Frank's obit listed the church of his services as the Sugar Valley Church of the Brethren. Which struck me as an improbably long name, but not the point. I went back to my desk and checked the map.
It was the same church from the story, the one right beside his store.
1921, not 1910.
I walked up to the third floor, into the bowels of the Ross Library. Generally, "the bowels" of some building would be downward, more basement-wise, but at the library, it's up. Once you pass the meeting rooms, there are furnace rooms, rooms that control the air and the elevator, hidden spots that the public never gets to see.
Bill, our maintenance guy, was at his desk.
"Got a question for you," I said.
He looked up. "Your sink need repair again?"
"No, not this time. This time it's cars. Old ones. Back about a century ago, how long would a car have lasted before it began to break down?"
"Back then? Decades. They were made to last."
"So it's not implausible that a car made in 1905 would suddenly start breaking down in the early 1920s?"
"No, that's about right," said Bill. "Sounds right to me."
I nodded. "Thanks, Bill. Merry Christmas."
"You learn what you needed?"
"Yeah." I said. "I think I did."
When I got back to my desk, there was a gift on it. Kara.
I opened it up and smiled. Two T-shirts. One was Green Lantern, and the other one was Bigfoot.

"Almost done with Christmas dinner, everyone," I said, standing over the stove. "You guys like yours well-done, right?"
"Medium," commented Tif.
"I like mine the way you and Michelle do," said Biz.
"Barely dead. Coming right up." I flipped the steaks. Biz was playing with the indestructible pink pen I'd given her, and I was wearing the Bigfoot pin Tif had given me. Paul, dressed as Harry Potter, was sitting on the floor playing with a huge selection of new toys.

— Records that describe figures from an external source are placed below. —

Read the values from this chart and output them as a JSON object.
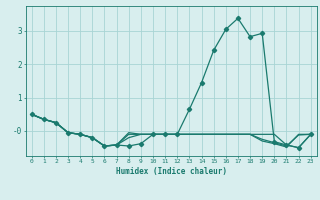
{
  "xlabel": "Humidex (Indice chaleur)",
  "x": [
    0,
    1,
    2,
    3,
    4,
    5,
    6,
    7,
    8,
    9,
    10,
    11,
    12,
    13,
    14,
    15,
    16,
    17,
    18,
    19,
    20,
    21,
    22,
    23
  ],
  "line_main": [
    0.5,
    0.35,
    0.25,
    -0.05,
    -0.1,
    -0.2,
    -0.45,
    -0.42,
    -0.45,
    -0.38,
    -0.1,
    -0.1,
    -0.1,
    0.65,
    1.45,
    2.42,
    3.05,
    3.38,
    2.83,
    2.93,
    -0.32,
    -0.42,
    -0.5,
    -0.1
  ],
  "line2": [
    0.5,
    0.35,
    0.25,
    -0.05,
    -0.1,
    -0.2,
    -0.45,
    -0.42,
    -0.05,
    -0.1,
    -0.1,
    -0.1,
    -0.1,
    -0.1,
    -0.1,
    -0.1,
    -0.1,
    -0.1,
    -0.1,
    -0.1,
    -0.1,
    -0.42,
    -0.5,
    -0.1
  ],
  "line3": [
    0.5,
    0.35,
    0.25,
    -0.05,
    -0.1,
    -0.2,
    -0.45,
    -0.42,
    -0.1,
    -0.1,
    -0.1,
    -0.1,
    -0.1,
    -0.1,
    -0.1,
    -0.1,
    -0.1,
    -0.1,
    -0.1,
    -0.25,
    -0.35,
    -0.45,
    -0.12,
    -0.1
  ],
  "line4": [
    0.5,
    0.35,
    0.25,
    -0.05,
    -0.1,
    -0.2,
    -0.45,
    -0.42,
    -0.2,
    -0.1,
    -0.1,
    -0.1,
    -0.1,
    -0.1,
    -0.1,
    -0.1,
    -0.1,
    -0.1,
    -0.1,
    -0.3,
    -0.38,
    -0.48,
    -0.1,
    -0.1
  ],
  "line_color": "#1a7a6e",
  "bg_color": "#d8eeee",
  "grid_color": "#a8d4d4",
  "ylim": [
    -0.75,
    3.75
  ],
  "xlim": [
    -0.5,
    23.5
  ],
  "marker": "D",
  "marker_size": 2.2,
  "linewidth": 0.9
}
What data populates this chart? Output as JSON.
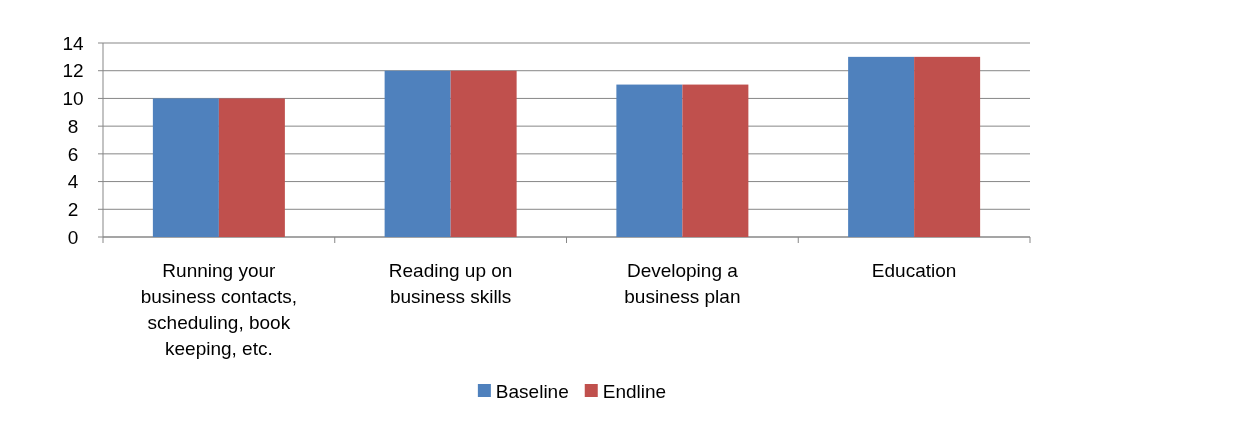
{
  "chart_data": {
    "type": "bar",
    "categories": [
      "Running your business contacts, scheduling, book keeping, etc.",
      "Reading up on business skills",
      "Developing a business plan",
      "Education"
    ],
    "series": [
      {
        "name": "Baseline",
        "color": "#4f81bd",
        "values": [
          10,
          12,
          11,
          13
        ]
      },
      {
        "name": "Endline",
        "color": "#c0504d",
        "values": [
          10,
          12,
          11,
          13
        ]
      }
    ],
    "ylim": [
      0,
      14
    ],
    "yticks": [
      0,
      2,
      4,
      6,
      8,
      10,
      12,
      14
    ],
    "grid": "y",
    "legend": "bottom"
  }
}
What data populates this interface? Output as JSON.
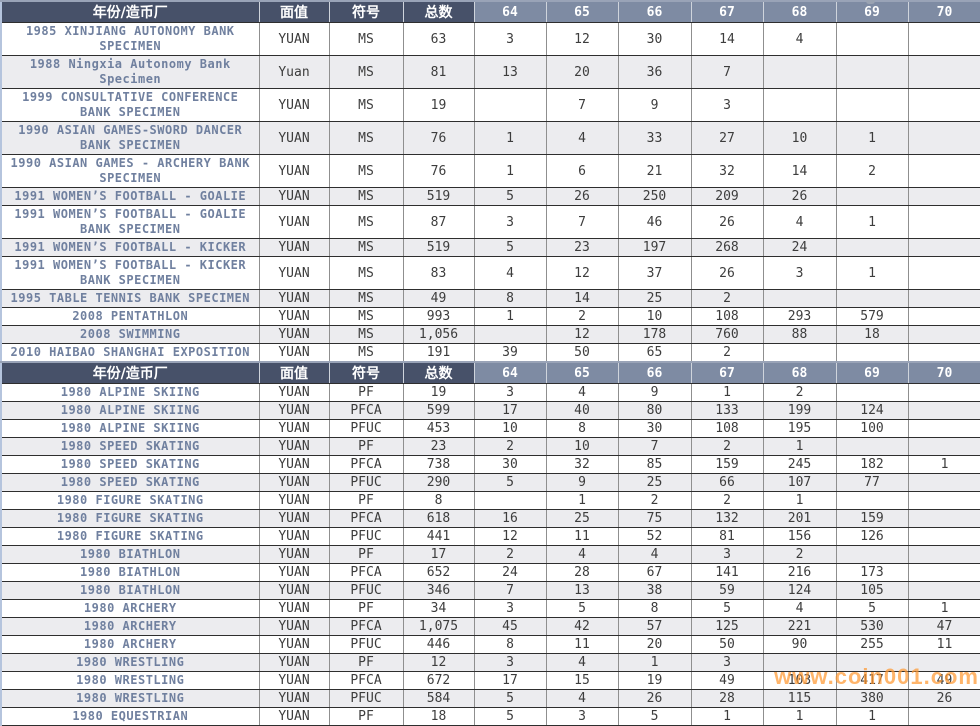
{
  "watermark": "www.coin001.com",
  "colors": {
    "header_dark": "#475169",
    "header_grade": "#7e8ba3",
    "row_alt": "#ececef",
    "name_text": "#70809f",
    "edge_blue": "#b5c4dd",
    "watermark": "#ff9933"
  },
  "header": {
    "name_col": "年份/造币厂",
    "denom_col": "面值",
    "symbol_col": "符号",
    "total_col": "总数",
    "grade_cols": [
      "64",
      "65",
      "66",
      "67",
      "68",
      "69",
      "70"
    ]
  },
  "sections": [
    {
      "rows": [
        {
          "name": "1985 XINJIANG AUTONOMY BANK SPECIMEN",
          "denom": "YUAN",
          "symbol": "MS",
          "total": "63",
          "grades": [
            "3",
            "12",
            "30",
            "14",
            "4",
            "",
            ""
          ]
        },
        {
          "name": "1988 Ningxia Autonomy Bank Specimen",
          "denom": "Yuan",
          "symbol": "MS",
          "total": "81",
          "grades": [
            "13",
            "20",
            "36",
            "7",
            "",
            "",
            ""
          ]
        },
        {
          "name": "1999 CONSULTATIVE CONFERENCE BANK SPECIMEN",
          "denom": "YUAN",
          "symbol": "MS",
          "total": "19",
          "grades": [
            "",
            "7",
            "9",
            "3",
            "",
            "",
            ""
          ]
        },
        {
          "name": "1990 ASIAN GAMES-SWORD DANCER BANK SPECIMEN",
          "denom": "YUAN",
          "symbol": "MS",
          "total": "76",
          "grades": [
            "1",
            "4",
            "33",
            "27",
            "10",
            "1",
            ""
          ]
        },
        {
          "name": "1990 ASIAN GAMES - ARCHERY BANK SPECIMEN",
          "denom": "YUAN",
          "symbol": "MS",
          "total": "76",
          "grades": [
            "1",
            "6",
            "21",
            "32",
            "14",
            "2",
            ""
          ]
        },
        {
          "name": "1991 WOMEN’S FOOTBALL - GOALIE",
          "denom": "YUAN",
          "symbol": "MS",
          "total": "519",
          "grades": [
            "5",
            "26",
            "250",
            "209",
            "26",
            "",
            ""
          ]
        },
        {
          "name": "1991 WOMEN’S FOOTBALL - GOALIE BANK SPECIMEN",
          "denom": "YUAN",
          "symbol": "MS",
          "total": "87",
          "grades": [
            "3",
            "7",
            "46",
            "26",
            "4",
            "1",
            ""
          ]
        },
        {
          "name": "1991 WOMEN’S FOOTBALL - KICKER",
          "denom": "YUAN",
          "symbol": "MS",
          "total": "519",
          "grades": [
            "5",
            "23",
            "197",
            "268",
            "24",
            "",
            ""
          ]
        },
        {
          "name": "1991 WOMEN’S FOOTBALL - KICKER BANK SPECIMEN",
          "denom": "YUAN",
          "symbol": "MS",
          "total": "83",
          "grades": [
            "4",
            "12",
            "37",
            "26",
            "3",
            "1",
            ""
          ]
        },
        {
          "name": "1995 TABLE TENNIS BANK SPECIMEN",
          "denom": "YUAN",
          "symbol": "MS",
          "total": "49",
          "grades": [
            "8",
            "14",
            "25",
            "2",
            "",
            "",
            ""
          ]
        },
        {
          "name": "2008 PENTATHLON",
          "denom": "YUAN",
          "symbol": "MS",
          "total": "993",
          "grades": [
            "1",
            "2",
            "10",
            "108",
            "293",
            "579",
            ""
          ]
        },
        {
          "name": "2008 SWIMMING",
          "denom": "YUAN",
          "symbol": "MS",
          "total": "1,056",
          "grades": [
            "",
            "12",
            "178",
            "760",
            "88",
            "18",
            ""
          ]
        },
        {
          "name": "2010 HAIBAO SHANGHAI EXPOSITION",
          "denom": "YUAN",
          "symbol": "MS",
          "total": "191",
          "grades": [
            "39",
            "50",
            "65",
            "2",
            "",
            "",
            ""
          ]
        }
      ]
    },
    {
      "rows": [
        {
          "name": "1980 ALPINE SKIING",
          "denom": "YUAN",
          "symbol": "PF",
          "total": "19",
          "grades": [
            "3",
            "4",
            "9",
            "1",
            "2",
            "",
            ""
          ]
        },
        {
          "name": "1980 ALPINE SKIING",
          "denom": "YUAN",
          "symbol": "PFCA",
          "total": "599",
          "grades": [
            "17",
            "40",
            "80",
            "133",
            "199",
            "124",
            ""
          ]
        },
        {
          "name": "1980 ALPINE SKIING",
          "denom": "YUAN",
          "symbol": "PFUC",
          "total": "453",
          "grades": [
            "10",
            "8",
            "30",
            "108",
            "195",
            "100",
            ""
          ]
        },
        {
          "name": "1980 SPEED SKATING",
          "denom": "YUAN",
          "symbol": "PF",
          "total": "23",
          "grades": [
            "2",
            "10",
            "7",
            "2",
            "1",
            "",
            ""
          ]
        },
        {
          "name": "1980 SPEED SKATING",
          "denom": "YUAN",
          "symbol": "PFCA",
          "total": "738",
          "grades": [
            "30",
            "32",
            "85",
            "159",
            "245",
            "182",
            "1"
          ]
        },
        {
          "name": "1980 SPEED SKATING",
          "denom": "YUAN",
          "symbol": "PFUC",
          "total": "290",
          "grades": [
            "5",
            "9",
            "25",
            "66",
            "107",
            "77",
            ""
          ]
        },
        {
          "name": "1980 FIGURE SKATING",
          "denom": "YUAN",
          "symbol": "PF",
          "total": "8",
          "grades": [
            "",
            "1",
            "2",
            "2",
            "1",
            "",
            ""
          ]
        },
        {
          "name": "1980 FIGURE SKATING",
          "denom": "YUAN",
          "symbol": "PFCA",
          "total": "618",
          "grades": [
            "16",
            "25",
            "75",
            "132",
            "201",
            "159",
            ""
          ]
        },
        {
          "name": "1980 FIGURE SKATING",
          "denom": "YUAN",
          "symbol": "PFUC",
          "total": "441",
          "grades": [
            "12",
            "11",
            "52",
            "81",
            "156",
            "126",
            ""
          ]
        },
        {
          "name": "1980 BIATHLON",
          "denom": "YUAN",
          "symbol": "PF",
          "total": "17",
          "grades": [
            "2",
            "4",
            "4",
            "3",
            "2",
            "",
            ""
          ]
        },
        {
          "name": "1980 BIATHLON",
          "denom": "YUAN",
          "symbol": "PFCA",
          "total": "652",
          "grades": [
            "24",
            "28",
            "67",
            "141",
            "216",
            "173",
            ""
          ]
        },
        {
          "name": "1980 BIATHLON",
          "denom": "YUAN",
          "symbol": "PFUC",
          "total": "346",
          "grades": [
            "7",
            "13",
            "38",
            "59",
            "124",
            "105",
            ""
          ]
        },
        {
          "name": "1980 ARCHERY",
          "denom": "YUAN",
          "symbol": "PF",
          "total": "34",
          "grades": [
            "3",
            "5",
            "8",
            "5",
            "4",
            "5",
            "1"
          ]
        },
        {
          "name": "1980 ARCHERY",
          "denom": "YUAN",
          "symbol": "PFCA",
          "total": "1,075",
          "grades": [
            "45",
            "42",
            "57",
            "125",
            "221",
            "530",
            "47"
          ]
        },
        {
          "name": "1980 ARCHERY",
          "denom": "YUAN",
          "symbol": "PFUC",
          "total": "446",
          "grades": [
            "8",
            "11",
            "20",
            "50",
            "90",
            "255",
            "11"
          ]
        },
        {
          "name": "1980 WRESTLING",
          "denom": "YUAN",
          "symbol": "PF",
          "total": "12",
          "grades": [
            "3",
            "4",
            "1",
            "3",
            "",
            "",
            ""
          ]
        },
        {
          "name": "1980 WRESTLING",
          "denom": "YUAN",
          "symbol": "PFCA",
          "total": "672",
          "grades": [
            "17",
            "15",
            "19",
            "49",
            "103",
            "417",
            "49"
          ]
        },
        {
          "name": "1980 WRESTLING",
          "denom": "YUAN",
          "symbol": "PFUC",
          "total": "584",
          "grades": [
            "5",
            "4",
            "26",
            "28",
            "115",
            "380",
            "26"
          ]
        },
        {
          "name": "1980 EQUESTRIAN",
          "denom": "YUAN",
          "symbol": "PF",
          "total": "18",
          "grades": [
            "5",
            "3",
            "5",
            "1",
            "1",
            "1",
            ""
          ]
        }
      ]
    }
  ]
}
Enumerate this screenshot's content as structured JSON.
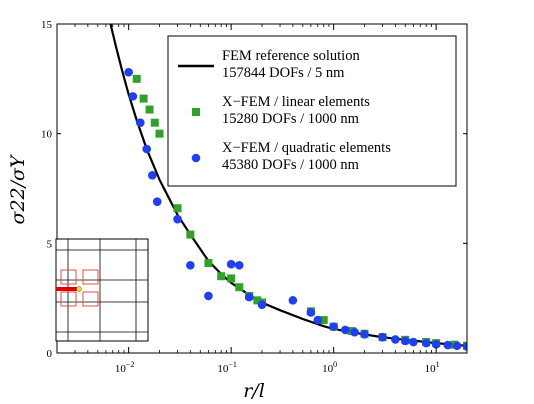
{
  "chart_data": {
    "type": "scatter",
    "xlabel": "r/l",
    "ylabel": "σ22/σY",
    "xscale": "log",
    "xlim": [
      0.002,
      20
    ],
    "ylim": [
      0,
      15
    ],
    "yticks": [
      "0",
      "5",
      "10",
      "15"
    ],
    "xticks": [
      {
        "value": 0.01,
        "base": "10",
        "exp": "−2"
      },
      {
        "value": 0.1,
        "base": "10",
        "exp": "−1"
      },
      {
        "value": 1,
        "base": "10",
        "exp": "0"
      },
      {
        "value": 10,
        "base": "10",
        "exp": "1"
      }
    ],
    "grid": false,
    "legend_position": "top-right",
    "series": [
      {
        "name_lines": [
          "FEM reference solution",
          "157844 DOFs / 5 nm"
        ],
        "kind": "line",
        "color": "#000000",
        "x": [
          0.0065,
          0.0075,
          0.0085,
          0.01,
          0.012,
          0.015,
          0.02,
          0.03,
          0.04,
          0.06,
          0.08,
          0.1,
          0.15,
          0.2,
          0.3,
          0.5,
          0.8,
          1,
          2,
          3,
          5,
          8,
          10,
          15,
          20
        ],
        "y": [
          15.2,
          14.0,
          13.0,
          11.8,
          10.6,
          9.3,
          7.9,
          6.3,
          5.4,
          4.2,
          3.6,
          3.2,
          2.65,
          2.3,
          1.95,
          1.55,
          1.22,
          1.1,
          0.85,
          0.72,
          0.6,
          0.5,
          0.45,
          0.38,
          0.33
        ]
      },
      {
        "name_lines": [
          "X−FEM / linear elements",
          "15280 DOFs / 1000 nm"
        ],
        "kind": "square",
        "color": "#33a02c",
        "x": [
          0.012,
          0.014,
          0.016,
          0.018,
          0.02,
          0.03,
          0.04,
          0.06,
          0.08,
          0.1,
          0.12,
          0.15,
          0.18,
          0.2,
          0.6,
          0.8,
          1.0,
          1.5,
          2.0,
          3.0,
          5.0,
          8.0,
          10,
          15,
          20
        ],
        "y": [
          12.5,
          11.6,
          11.1,
          10.5,
          10.0,
          6.6,
          5.4,
          4.1,
          3.5,
          3.4,
          3.0,
          2.6,
          2.4,
          2.3,
          1.9,
          1.5,
          1.2,
          1.0,
          0.88,
          0.72,
          0.6,
          0.5,
          0.45,
          0.38,
          0.33
        ]
      },
      {
        "name_lines": [
          "X−FEM / quadratic elements",
          "45380 DOFs / 1000 nm"
        ],
        "kind": "circle",
        "color": "#1f3ff0",
        "x": [
          0.01,
          0.011,
          0.013,
          0.015,
          0.017,
          0.019,
          0.03,
          0.04,
          0.06,
          0.1,
          0.12,
          0.15,
          0.2,
          0.4,
          0.6,
          0.7,
          1.0,
          1.3,
          1.6,
          2.0,
          3.0,
          4.0,
          5.0,
          6.0,
          8.0,
          10,
          13,
          16,
          20
        ],
        "y": [
          12.8,
          11.7,
          10.5,
          9.3,
          8.1,
          6.9,
          6.1,
          4.0,
          2.6,
          4.05,
          4.0,
          2.55,
          2.2,
          2.4,
          1.85,
          1.5,
          1.2,
          1.05,
          0.95,
          0.85,
          0.72,
          0.62,
          0.55,
          0.5,
          0.45,
          0.4,
          0.36,
          0.33,
          0.3
        ]
      }
    ]
  }
}
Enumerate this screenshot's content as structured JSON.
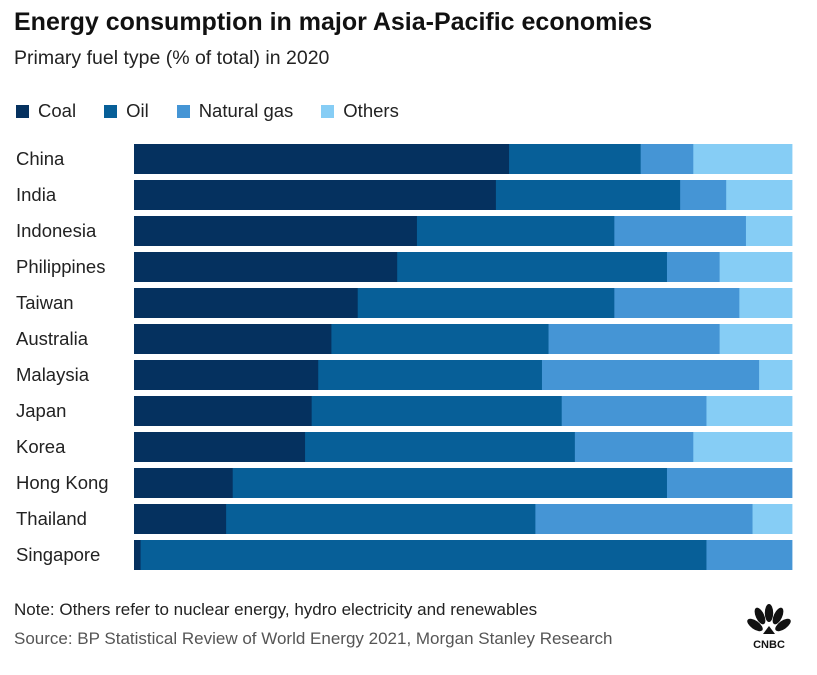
{
  "header": {
    "title": "Energy consumption in major Asia-Pacific economies",
    "subtitle": "Primary fuel type (% of total) in 2020"
  },
  "footer": {
    "note": "Note: Others refer to nuclear energy, hydro electricity and renewables",
    "source": "Source: BP Statistical Review of World Energy 2021, Morgan Stanley Research"
  },
  "logo": {
    "text": "CNBC",
    "icon": "cnbc-peacock-logo"
  },
  "colors": {
    "coal": "#05315f",
    "oil": "#075f98",
    "natural_gas": "#4595d5",
    "others": "#86cdf5"
  },
  "chart_data": {
    "type": "bar",
    "orientation": "horizontal",
    "stacked": true,
    "title": "Energy consumption in major Asia-Pacific economies",
    "subtitle": "Primary fuel type (% of total) in 2020",
    "xlim": [
      0,
      100
    ],
    "grid": false,
    "legend_position": "top-left",
    "categories": [
      "China",
      "India",
      "Indonesia",
      "Philippines",
      "Taiwan",
      "Australia",
      "Malaysia",
      "Japan",
      "Korea",
      "Hong Kong",
      "Thailand",
      "Singapore"
    ],
    "series": [
      {
        "name": "Coal",
        "color": "#05315f",
        "values": [
          57,
          55,
          43,
          40,
          34,
          30,
          28,
          27,
          26,
          15,
          14,
          1
        ]
      },
      {
        "name": "Oil",
        "color": "#075f98",
        "values": [
          20,
          28,
          30,
          41,
          39,
          33,
          34,
          38,
          41,
          66,
          47,
          86
        ]
      },
      {
        "name": "Natural gas",
        "color": "#4595d5",
        "values": [
          8,
          7,
          20,
          8,
          19,
          26,
          33,
          22,
          18,
          19,
          33,
          13
        ]
      },
      {
        "name": "Others",
        "color": "#86cdf5",
        "values": [
          15,
          10,
          7,
          11,
          8,
          11,
          5,
          13,
          15,
          0,
          6,
          0
        ]
      }
    ]
  }
}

"How do you cook those?" asked Biz.
"Well, first I pulled an assessment record. Then I went to the Register and Recorder, and---"
"Never mind."
"So I figured out who the old man was who owned the mannequins."
"From the legend? Who?" Tif asked.
"His name was James Frank, and he owned a shop in Sugar Valley. I'd been thinking about it as way too early. He was widowed in 1921, and that's sometime around when the story took place. He's buried down there; he died over fifty years ago."
"So. You got what you wanted?"
I looked around the room at my family.
"Yeah, I really did," I said. "Who's ready for steaks?"